A staple seafood item, American Lobster is sourced from the Canadian Maritimes and New England coastal states. LPSS is home to New York City's largest live lobster holding facility, where we stock all sizes - including culls, quarters, halves, selects, and jumbos - of hard shell lobster year round. The winter season supply is primarily landed in Nova Scotia while the spring and summer months add "new shells" from Maine. New Shells tend to be somewhat less expensive but are also less hearty and carry less meat.

Scientific Name

Homarus Americanus

Harvest Method

Wild trap caught

Harvest Area

New England Coastal States and Canadian Maritimes

Seasonality

Year Round

Responsible Sourcing Information

Cooking Notes

Steamed, grilled, or boiled.

Best Substitutes

Monkfish, Frozen Lobster Meat

Editorial

The American lobster, scientifically known as Homarus Americanus, is a species of lobster found on the Atlantic coast of North America. It is also known as Atlantic lobster, Canadian lobster, true lobster, northern lobster, Canadian Reds, and Maine lobster. This crustacean can reach a body length of 64 cm (25 in), and a mass of over 20 kilograms (44 lb), making it not only the heaviest crustacean in the world but also the heaviest of all living arthropod species. American lobsters are usually bluish-green to brown with red spines.
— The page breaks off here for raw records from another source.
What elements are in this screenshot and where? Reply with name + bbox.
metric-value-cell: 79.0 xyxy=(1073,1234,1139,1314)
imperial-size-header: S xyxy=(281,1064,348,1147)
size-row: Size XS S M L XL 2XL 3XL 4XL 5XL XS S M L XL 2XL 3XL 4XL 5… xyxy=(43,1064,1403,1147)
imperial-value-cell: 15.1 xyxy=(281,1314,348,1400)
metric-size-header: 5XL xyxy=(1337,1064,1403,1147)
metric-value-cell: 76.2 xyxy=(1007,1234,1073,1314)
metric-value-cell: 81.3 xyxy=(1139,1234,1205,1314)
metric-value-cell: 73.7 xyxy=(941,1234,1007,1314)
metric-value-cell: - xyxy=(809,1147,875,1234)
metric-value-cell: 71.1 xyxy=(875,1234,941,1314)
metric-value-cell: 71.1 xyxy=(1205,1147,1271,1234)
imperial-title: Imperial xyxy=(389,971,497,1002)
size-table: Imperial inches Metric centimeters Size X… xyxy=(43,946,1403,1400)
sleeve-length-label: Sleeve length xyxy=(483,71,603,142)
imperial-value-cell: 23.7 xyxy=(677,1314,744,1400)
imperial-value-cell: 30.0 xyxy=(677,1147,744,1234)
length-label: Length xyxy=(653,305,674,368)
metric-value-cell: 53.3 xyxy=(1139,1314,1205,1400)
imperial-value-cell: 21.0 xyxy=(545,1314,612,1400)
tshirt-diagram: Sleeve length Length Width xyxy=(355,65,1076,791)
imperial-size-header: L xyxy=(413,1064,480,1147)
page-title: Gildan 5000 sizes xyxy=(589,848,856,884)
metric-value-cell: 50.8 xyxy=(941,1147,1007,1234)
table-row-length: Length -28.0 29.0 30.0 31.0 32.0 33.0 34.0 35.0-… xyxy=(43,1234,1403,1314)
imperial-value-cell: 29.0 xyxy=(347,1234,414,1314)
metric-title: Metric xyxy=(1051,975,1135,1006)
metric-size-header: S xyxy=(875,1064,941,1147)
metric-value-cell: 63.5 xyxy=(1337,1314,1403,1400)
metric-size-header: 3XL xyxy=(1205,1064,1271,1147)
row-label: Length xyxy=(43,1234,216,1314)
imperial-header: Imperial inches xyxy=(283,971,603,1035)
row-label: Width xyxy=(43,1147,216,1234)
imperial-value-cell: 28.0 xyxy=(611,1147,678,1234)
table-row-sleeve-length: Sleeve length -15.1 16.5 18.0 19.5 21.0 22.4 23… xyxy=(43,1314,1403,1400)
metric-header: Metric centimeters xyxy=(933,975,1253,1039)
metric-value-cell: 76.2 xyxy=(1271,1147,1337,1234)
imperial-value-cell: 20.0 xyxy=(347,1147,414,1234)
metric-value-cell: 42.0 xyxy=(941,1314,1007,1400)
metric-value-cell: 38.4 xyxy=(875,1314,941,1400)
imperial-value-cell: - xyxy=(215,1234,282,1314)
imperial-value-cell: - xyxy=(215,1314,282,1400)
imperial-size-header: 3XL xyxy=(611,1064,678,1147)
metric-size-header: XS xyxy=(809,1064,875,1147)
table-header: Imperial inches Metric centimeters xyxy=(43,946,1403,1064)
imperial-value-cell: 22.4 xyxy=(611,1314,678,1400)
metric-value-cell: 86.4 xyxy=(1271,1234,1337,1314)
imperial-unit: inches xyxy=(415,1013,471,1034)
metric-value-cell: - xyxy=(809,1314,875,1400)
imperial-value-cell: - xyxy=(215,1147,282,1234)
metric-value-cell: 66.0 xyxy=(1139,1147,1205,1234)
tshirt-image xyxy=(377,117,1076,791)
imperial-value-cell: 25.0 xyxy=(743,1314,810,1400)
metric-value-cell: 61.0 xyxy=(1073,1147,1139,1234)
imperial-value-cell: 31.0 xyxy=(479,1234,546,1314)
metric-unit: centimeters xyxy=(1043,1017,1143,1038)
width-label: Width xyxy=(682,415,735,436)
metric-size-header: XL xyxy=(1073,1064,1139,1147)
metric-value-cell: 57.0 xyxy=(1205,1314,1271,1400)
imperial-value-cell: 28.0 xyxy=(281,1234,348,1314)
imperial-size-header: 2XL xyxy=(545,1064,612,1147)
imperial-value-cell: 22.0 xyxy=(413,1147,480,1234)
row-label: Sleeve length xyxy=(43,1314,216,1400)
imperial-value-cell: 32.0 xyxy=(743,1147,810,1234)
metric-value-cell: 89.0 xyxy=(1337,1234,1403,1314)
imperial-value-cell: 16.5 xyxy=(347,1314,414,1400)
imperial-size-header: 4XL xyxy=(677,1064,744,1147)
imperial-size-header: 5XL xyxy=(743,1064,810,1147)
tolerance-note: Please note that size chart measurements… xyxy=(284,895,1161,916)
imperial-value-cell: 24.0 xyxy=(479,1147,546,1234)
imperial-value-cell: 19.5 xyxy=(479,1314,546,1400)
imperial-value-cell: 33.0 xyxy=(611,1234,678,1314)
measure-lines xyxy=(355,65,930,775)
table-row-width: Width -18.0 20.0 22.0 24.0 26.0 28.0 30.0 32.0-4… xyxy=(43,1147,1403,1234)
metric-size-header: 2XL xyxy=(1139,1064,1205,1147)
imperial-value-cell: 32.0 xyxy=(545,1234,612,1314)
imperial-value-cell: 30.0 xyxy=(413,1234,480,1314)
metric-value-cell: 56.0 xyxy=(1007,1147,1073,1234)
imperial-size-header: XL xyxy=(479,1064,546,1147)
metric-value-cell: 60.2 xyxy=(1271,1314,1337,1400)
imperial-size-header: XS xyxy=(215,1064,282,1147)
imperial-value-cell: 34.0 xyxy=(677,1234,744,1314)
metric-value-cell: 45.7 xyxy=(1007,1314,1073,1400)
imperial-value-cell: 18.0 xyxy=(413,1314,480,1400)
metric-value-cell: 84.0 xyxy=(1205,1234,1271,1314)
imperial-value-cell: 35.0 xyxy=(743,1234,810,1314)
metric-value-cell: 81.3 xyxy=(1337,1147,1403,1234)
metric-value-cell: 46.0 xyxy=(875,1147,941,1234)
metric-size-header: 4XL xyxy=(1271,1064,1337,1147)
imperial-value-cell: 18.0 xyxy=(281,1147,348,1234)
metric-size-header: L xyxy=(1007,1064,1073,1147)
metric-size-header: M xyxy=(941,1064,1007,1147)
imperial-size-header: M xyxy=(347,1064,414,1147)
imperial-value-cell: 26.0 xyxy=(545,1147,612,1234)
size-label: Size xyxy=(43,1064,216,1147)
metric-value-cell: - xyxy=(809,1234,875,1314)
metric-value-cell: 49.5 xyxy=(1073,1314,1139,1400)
Hard Shell American lobsters are shipped live to LPSS from Maine and Canada. They are shipped in refrigerated trucks where they can survive out of water for 4-5 days. The US fishery is open year-round, though US lobster boats tend to be smaller and sensitive to heavy weather. The Canadian lobster fishery is managed regionally, with different areas of the ocean opening and closing to fishing at different times. The major Canadian season, SW Nova Scotia runs from December to May and provides much of the inventory during those months.

The lobster fishery predominantly uses pots and traps, but other gear may include gillnets, trawls, and by hand by divers. Sustainably managed and responsibly harvested under U.S. regulations, U.S. wild-caught American lobster is a smart seafood choice.

In the kitchen, the American lobster is a highly sought-after seafood. The lobster’s meat is known for its rich, sweet, and delicate flavor, which lends itself well to a variety of dishes and cooking methods.

If you are looking for a substitute for live American lobster, consider monkfish or frozen lobster meat, which are comparable alternatives.